The Ministry of Finance presented its fall economic forecast on Monday that serves as the basis for the 2021 state budget. Minister of Finance Martin Helme told Postimees about the government’s plans.
What are the finance minister’s main proposals for the new budget process?
I’m not sure whether I can differentiate between those of the finance minister and those of the Conservative People’s Party (EKRE) chairman here. There is little political difference. The economy clearly needs to be stimulated also in the coming years. It will help us recover from these lost years quicker and keep up with other countries. We will have a recession in both 2020 and 2021. I am not ruling out the possibility of cutting public sector costs.
You’ve said that public sector wages and pensions will not be touched. Does this apply to this year or is it a broader principle?

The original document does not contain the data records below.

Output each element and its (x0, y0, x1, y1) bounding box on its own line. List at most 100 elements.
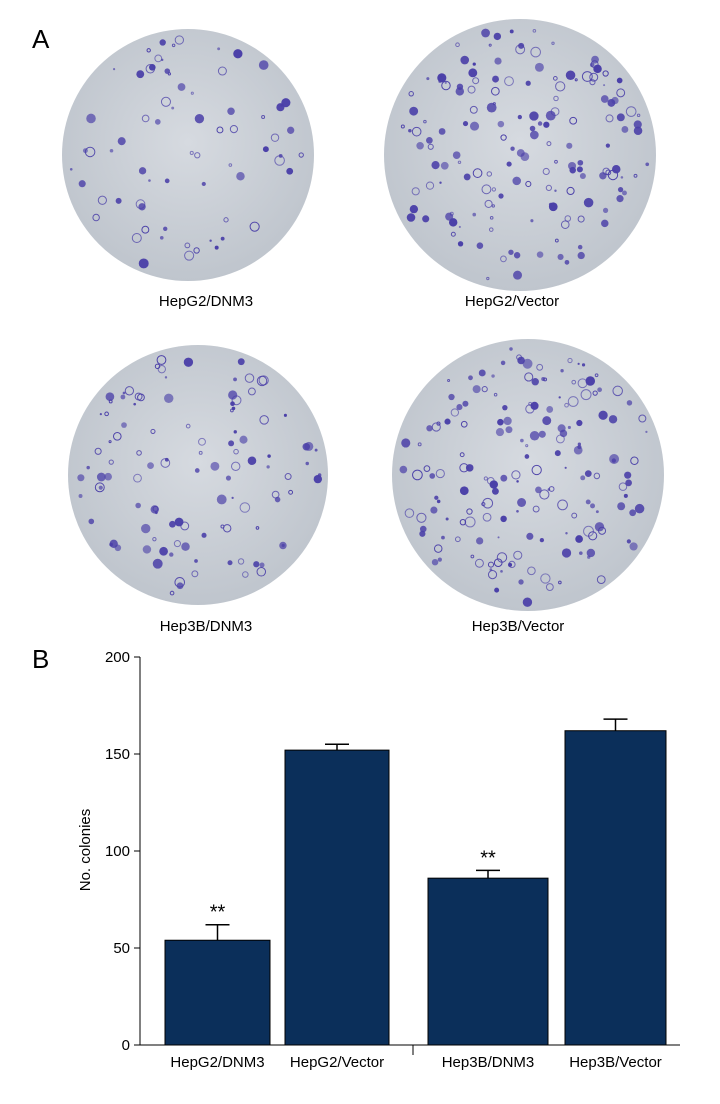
colony (148, 63, 156, 71)
colony (122, 391, 126, 395)
colony (417, 442, 422, 447)
colony (288, 489, 294, 495)
colony (462, 400, 469, 407)
caption: Hep3B/DNM3 (160, 618, 253, 635)
colony (611, 458, 616, 463)
colony (537, 121, 543, 126)
colony (476, 537, 484, 545)
x-tick-label: HepG2/DNM3 (170, 1054, 264, 1071)
colony (513, 550, 523, 560)
colony (602, 207, 609, 214)
colony (595, 510, 599, 514)
colony (99, 412, 102, 416)
colony (622, 190, 627, 196)
colony (78, 180, 86, 188)
colony (567, 357, 573, 364)
colony (534, 62, 544, 72)
colony (576, 166, 583, 173)
colony (493, 558, 503, 568)
colony (476, 242, 484, 249)
colony (259, 562, 265, 568)
colony (133, 402, 137, 406)
colony (194, 114, 205, 124)
colony (486, 276, 490, 281)
colony (141, 225, 150, 234)
colony (156, 355, 167, 365)
colony (262, 146, 269, 153)
colony (621, 126, 629, 133)
colony (645, 430, 648, 433)
colony (538, 430, 546, 438)
colony (532, 505, 540, 513)
colony (495, 428, 505, 437)
colony (580, 475, 586, 481)
colony (86, 465, 90, 470)
colony (419, 525, 427, 533)
colony (455, 42, 460, 48)
colony (483, 476, 488, 481)
colony (159, 546, 168, 556)
colony (108, 440, 112, 444)
colony (304, 441, 314, 451)
colony (439, 181, 442, 184)
colony (456, 83, 464, 90)
colony (236, 171, 245, 181)
colony (487, 561, 495, 568)
colony (629, 542, 638, 551)
colony (283, 413, 287, 417)
colony (545, 583, 554, 591)
colony (177, 83, 186, 91)
colony (470, 554, 475, 559)
colony (522, 597, 533, 607)
colony (638, 414, 647, 423)
colony (198, 450, 203, 455)
colony (554, 159, 558, 164)
colony (431, 161, 440, 170)
colony (557, 499, 568, 511)
colony (611, 96, 619, 105)
colony (536, 251, 544, 258)
colony (492, 102, 496, 106)
colony (504, 76, 514, 87)
colony (503, 416, 512, 426)
colony (616, 77, 623, 84)
colony (108, 399, 113, 404)
colony (497, 120, 505, 128)
colony (535, 486, 542, 494)
colony (569, 166, 576, 174)
colony (411, 187, 420, 196)
colony (173, 540, 181, 548)
colony (481, 386, 488, 393)
colony (97, 195, 107, 205)
colony (598, 410, 608, 420)
colony (445, 517, 449, 521)
colony (590, 60, 599, 69)
colony (228, 390, 238, 400)
colony (105, 392, 115, 402)
colony (216, 126, 224, 134)
colony (169, 552, 174, 557)
colony (233, 430, 237, 434)
colony (625, 106, 637, 117)
colony (574, 78, 578, 82)
colony (78, 494, 83, 498)
x-tick-label: Hep3B/Vector (569, 1054, 662, 1071)
colony (530, 46, 541, 58)
colony (141, 523, 151, 534)
colony (460, 420, 468, 428)
colony (184, 250, 195, 261)
colony (494, 57, 502, 65)
colony (448, 393, 455, 401)
bar (164, 939, 271, 1046)
colony (560, 369, 564, 373)
colony (88, 518, 95, 525)
colony (571, 379, 577, 385)
colony (508, 249, 514, 255)
colony (634, 503, 645, 514)
colony (493, 392, 498, 397)
colony (174, 35, 185, 45)
colony (160, 96, 171, 107)
colony (164, 457, 169, 462)
colony (552, 76, 558, 81)
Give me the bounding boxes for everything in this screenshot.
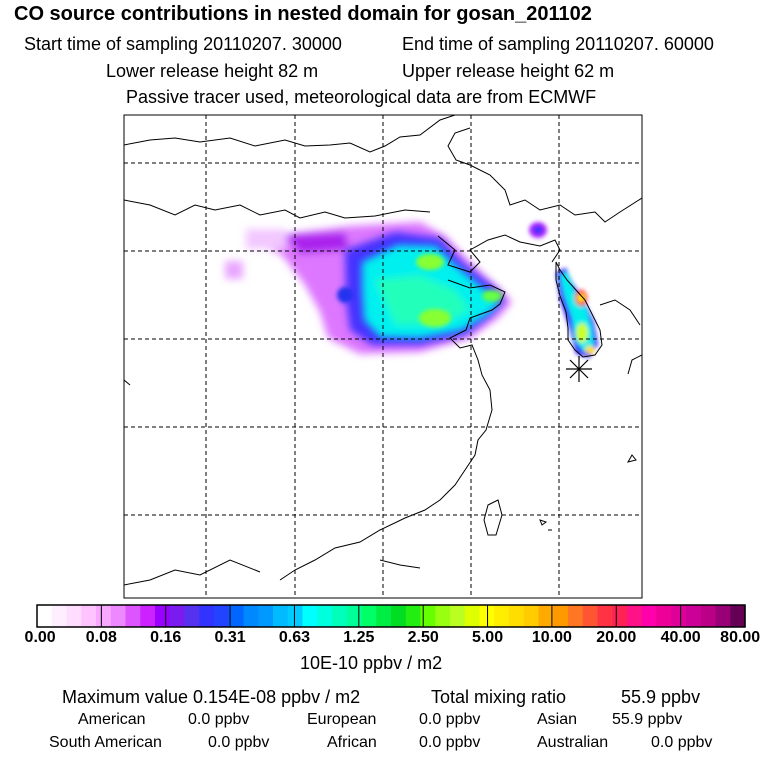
colorbar-cell [597, 605, 613, 627]
colorbar-cell [258, 605, 274, 627]
colorbar-tick-label: 2.50 [407, 629, 439, 646]
european-label: European [307, 711, 377, 728]
colorbar-cell [671, 605, 687, 627]
colorbar-cell [715, 605, 731, 627]
colorbar-cell [361, 605, 377, 627]
plume-green-spots [337, 254, 502, 327]
colorbar-cell [700, 605, 717, 627]
colorbar-cell [509, 605, 525, 627]
plume-korea [529, 222, 598, 358]
colorbar-cell [523, 605, 540, 627]
colorbar-cell [228, 605, 245, 627]
colorbar-cell [464, 605, 481, 627]
african-value: 0.0 ppbv [419, 734, 481, 751]
colorbar-cell [273, 605, 289, 627]
south-american-label: South American [49, 734, 162, 751]
asian-label: Asian [537, 711, 578, 728]
total-mixing-ratio-value: 55.9 ppbv [621, 687, 701, 707]
colorbar-cell [405, 605, 422, 627]
concentration-map [123, 114, 643, 599]
plot-title: CO source contributions in nested domain… [14, 3, 592, 25]
australian-value: 0.0 ppbv [651, 734, 713, 751]
colorbar-cell [391, 605, 407, 627]
colorbar-cell [214, 605, 230, 627]
african-label: African [327, 734, 377, 751]
colorbar-cell [169, 605, 186, 627]
lower-release-height: Lower release height 82 m [106, 61, 319, 81]
colorbar-cell [494, 605, 510, 627]
asian-value: 55.9 ppbv [612, 711, 683, 728]
grid-lines [124, 115, 642, 598]
australian-label: Australian [537, 734, 609, 751]
colorbar-cell [125, 605, 141, 627]
colorbar [36, 604, 746, 628]
south-american-value: 0.0 ppbv [208, 734, 270, 751]
total-mixing-ratio-label: Total mixing ratio [431, 687, 567, 707]
colorbar-cell [199, 605, 215, 627]
colorbar-cell [641, 605, 658, 627]
colorbar-cell [346, 605, 363, 627]
colorbar-tick-label: 0.00 [24, 629, 56, 646]
maximum-value: Maximum value 0.154E-08 ppbv / m2 [62, 687, 361, 707]
colorbar-cell [582, 605, 599, 627]
colorbar-cell [140, 605, 156, 627]
colorbar-cell [110, 605, 127, 627]
american-value: 0.0 ppbv [188, 711, 250, 728]
colorbar-cell [376, 605, 392, 627]
colorbar-cell [435, 605, 451, 627]
start-time: Start time of sampling 20110207. 30000 [24, 34, 342, 54]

Our vision is to freeze salaries but avoid cuts. Institutions will be free to make decisions inside their own salary funds. For example, to finds ways of getting the work done with fewer people, which might see some salaries grow. We should motivate such efforts.
Salary advance remaining modest in the coming years will have an effect on the indexation of pensions. We are seriously considering an extraordinary pensions hike. Even though it is very expensive. However, pensions can also help liven up the economy, through domestic consumption and taxes.
Keeping the economy going with loan money alone is unthinkable. How to boost revenue?
Firstly, both domestic and EU investments are set to grow. (The EU will contribute €0.5 billion a year from 2021 – M. L.). We plan to invest on average 6 percent of GDP or around €1.7 billion a year in 2020-2024. The most important thing is to make sure these investments are spent where they are needed and not on high-sounding slogans. The other important thing is improving Estonia’s competitive ability. For that, we need to go over environmental fees, various energy fees and taxes. Transmission network and renewable energy fees should not be hiked in the near future. The price of energy is clearly a bottleneck in terms of competitiveness today.
The third and longer-term measure is retraining. The crisis has hit the tertiary sector where salaries are lowest the hardest. If we play our cards right, some of these low-paid jobs will disappear to make room for better ones. The Unemployment Insurance Fund must adjust to the situation.
What about export support? The state failing to help exporters impacts our competitive ability. Our embassies and Enterprise Estonia offices have been weak so far.
Indeed. We have two major export support organizations, Enterprise Estonia (EAS) and KredEx, and both need to up their game. They should be more focused, more efficient and sport greater volume.
There is an idea going around for turning KredEx into a bank. Has it gotten anywhere?
The idea has passed through the first round of political deliberations. But because creating a bank is such a major undertaking, further discussion is needed. Two-thirds of the government likes the idea, while Isamaa needs more time to ponder the possibility.
We do not know what will become of the second pension pillar reform. The Supreme Court will rule in terms of its constitutionality in October, while the state budget bill needs to move to the Riigikogu by September 30. What are the budget’s A and B options?
Option A is that the state budget does not count on the second pillar reform. Even should the Supreme Court greenlight the reform, these sums will only become available in the spring of 2021 when we will be working on the next state budget strategy. There is no option B at this time.
What kind of sums are we talking about?
That will depend on people’s behavior. (How many will withdraw second pillar assets, how many will continue to save there, as well as the state’s continued contribution – M. L.). We are talking about €70-300 million for the state budget should the reform go ahead.
Ministries and MPs make a plethora of additional applications for state budget funds every year. What will happen to those?
I believe we will not be entertaining additional applications this year. It is a kind of ritual dance where we see billions worth of additional requests for funding every year regarding which it is said that everything will collapse if we don’t get the money. Both the people making such claims and those listening to them pretend that it’s serious. While both understand that it is not.
There are some fundamental priorities.
Every ministry has their own things as per the coalition agreement. For me, it’s money laundering, while the Ministry of Internal Affairs has guarding the border; the education ministry teachers’ salaries, Estonian classes and research and development funding; with the Ministry of Social Affairs worried about pensions.
How goes the process of moving the money laundering data bureau under the finance ministry?
Work is underway. There is a competition to find the director general and we should have the names of candidates in October. There is a lot of technical work involved, including domestic and international contracts, human resources matters, IT solutions, premises, budgeting etc. Efforts started in spring and we are on schedule.
Has the flak you’ve taken over the Freeh contract delivered a setback in terms of the ministry’s activities?
It has not hindered our efforts. This “flak” has not gone beyond the domestic scene. Everyone has seen it for what it is – a domestic political skirmish.